Ihre war just in diesem Augenblick dabei, zu Ende zu gehen, auf banale und zugleich erschütternde Weise, was Miriam allerdings erst im Nachhinein erfahren sollte. Dies war ihr Vermächtnis, ihr Zuvor, der Augenblick, zu dem sie immer wieder zurückkehren würde. Wenn Miriam versuchen würde, sich daran zu erinnern, wann sie das letzte Mal glücklich gewesen war, würde ihr immer wieder ein nicht ganz kaltes Glas Gallo einfallen, mit kleinen Glassplittern darin, und ein angestaubter Snickers-Riegel, der wie erwartet ziemlich fad schmeckte.
Kapitel 8
Das Wartehäuschen an der Bushaltestelle in der Forest Park Avenue kannte Sunny nur zu gut, seit fast drei Jahren stieg sie hier in den Schulbus. Aber an diesem Nachmittag betrachtete sie es auf einmal mit ganz anderen Augen. Obwohl der Unterstand einem ganz einfachen Zweck diente – nämlich Leute, die auf den Bus warteten,vor Nässe und Kälte zu schützen -, hatte sich dennoch jemand die Mühe gemacht, ihn mit ein paar Pinselstrichen
zu verschönern. Nun sah das Häuschen sogar recht ansehnlich aus. Das Dach war pastellgrün, ein Farbton, den ihre Mutter gern für die Vorsprünge am Haus gehabt hätte, ihrem Vater war das Grün allerdings zu dunkel, und ihr Vater, der Künstler in der Familie, hatte sich wie immer durchgesetzt. Die hellbeigen Ziegel waren naturbelassen, die Bank im selben Farbton gestrichen wie das Dach.

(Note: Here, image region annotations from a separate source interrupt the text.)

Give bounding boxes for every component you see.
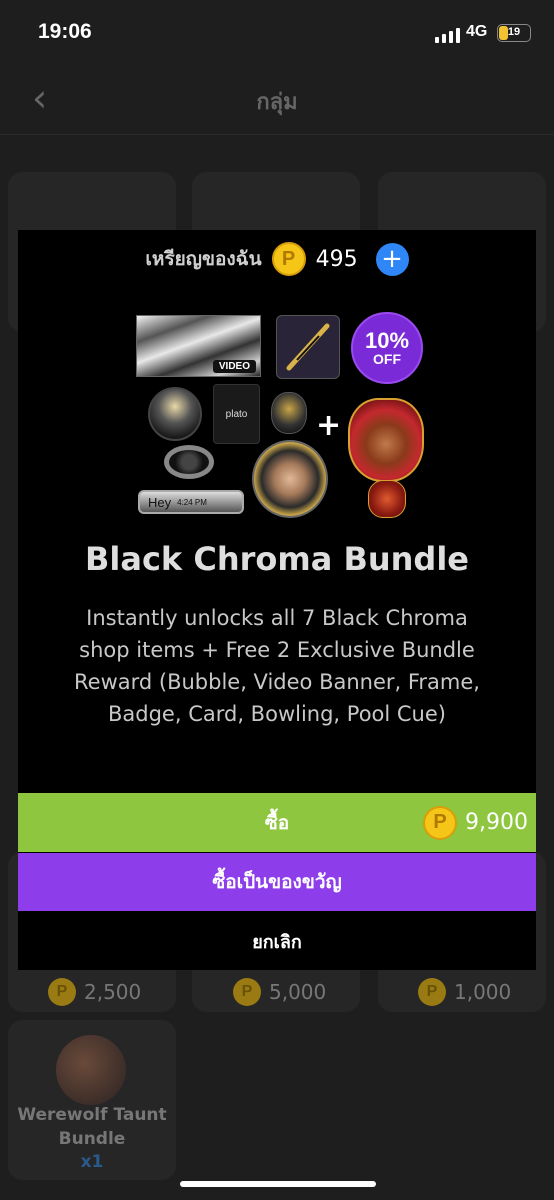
my-coins-label: เหรียญของฉัน xyxy=(145,248,262,270)
coin-icon: P xyxy=(271,242,306,276)
frame-image xyxy=(164,445,214,479)
video-banner-image: VIDEO xyxy=(136,315,261,377)
coin-icon: P xyxy=(418,978,446,1006)
avatar-frame-image xyxy=(252,440,328,518)
battery-icon: 19 xyxy=(497,24,531,42)
werewolf-bundle-image xyxy=(56,1035,126,1105)
discount-off: OFF xyxy=(373,351,401,367)
coin-icon: P xyxy=(423,805,458,840)
my-coins: เหรียญของฉัน P 495 + xyxy=(18,242,536,276)
coin-icon: P xyxy=(48,978,76,1006)
exclusive-badge-image xyxy=(368,480,406,518)
bundle-title: Black Chroma Bundle xyxy=(85,540,469,578)
chat-bubble-image: Hey 4:24 PM xyxy=(138,490,244,514)
bubble-text: Hey xyxy=(148,494,172,510)
video-tag: VIDEO xyxy=(212,360,256,373)
coin-icon: P xyxy=(233,978,261,1006)
card-price-value: 5,000 xyxy=(269,980,327,1004)
plato-card-text: plato xyxy=(225,408,248,420)
add-coins-button[interactable]: + xyxy=(375,242,409,276)
page-title: กลุ่ม xyxy=(256,90,298,115)
home-indicator xyxy=(180,1181,376,1187)
card-image: plato xyxy=(213,384,260,444)
signal-icon xyxy=(435,28,460,43)
buy-button[interactable]: ซื้อ P 9,900 xyxy=(18,793,536,852)
card-price: P 5,000 xyxy=(233,978,326,1006)
bubble-time: 4:24 PM xyxy=(177,497,207,507)
nav-bar: ‹ กลุ่ม xyxy=(0,64,554,135)
card-price: P 1,000 xyxy=(418,978,511,1006)
status-bar: 19:06 4G 19 xyxy=(0,0,554,64)
bowling-ball-image xyxy=(148,387,202,441)
plus-icon: + xyxy=(316,408,342,443)
discount-badge: 10% OFF xyxy=(351,312,423,384)
card-price-value: 1,000 xyxy=(454,980,512,1004)
network-type: 4G xyxy=(466,23,488,40)
cancel-button[interactable]: ยกเลิก xyxy=(18,912,536,970)
werewolf-bundle-qty: x1 xyxy=(80,1152,104,1172)
card-price: P 2,500 xyxy=(48,978,141,1006)
bundle-description: Instantly unlocks all 7 Black Chroma sho… xyxy=(74,606,480,726)
badge-image xyxy=(271,392,307,434)
discount-percent: 10% xyxy=(364,328,410,353)
buy-as-gift-button[interactable]: ซื้อเป็นของขวัญ xyxy=(18,853,536,911)
pool-cue-image xyxy=(276,315,340,379)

Die Jungs aus der Nachbarschaft hatten die Verschönerungsaktion offensichtlich nicht zu schätzen gewusst und mit Kreide und Farbe anzügliche Graffiti an die Wände gekritzelt. Irgendwer hatte versucht, das Schlimmste zu entfernen, aber ein paar hartnäckige Flüche und persönliche Beleidigungen waren trotzdem übrig geblieben. Heather studierte sie eingehend.
»Machen die jemals …«, begann sie.
»Nein«, sagte Sunny schnell. »Sie lassen mich in Ruhe.«
»Ach so.« Es klang fast, als ob Heather Sunny bemitleidete.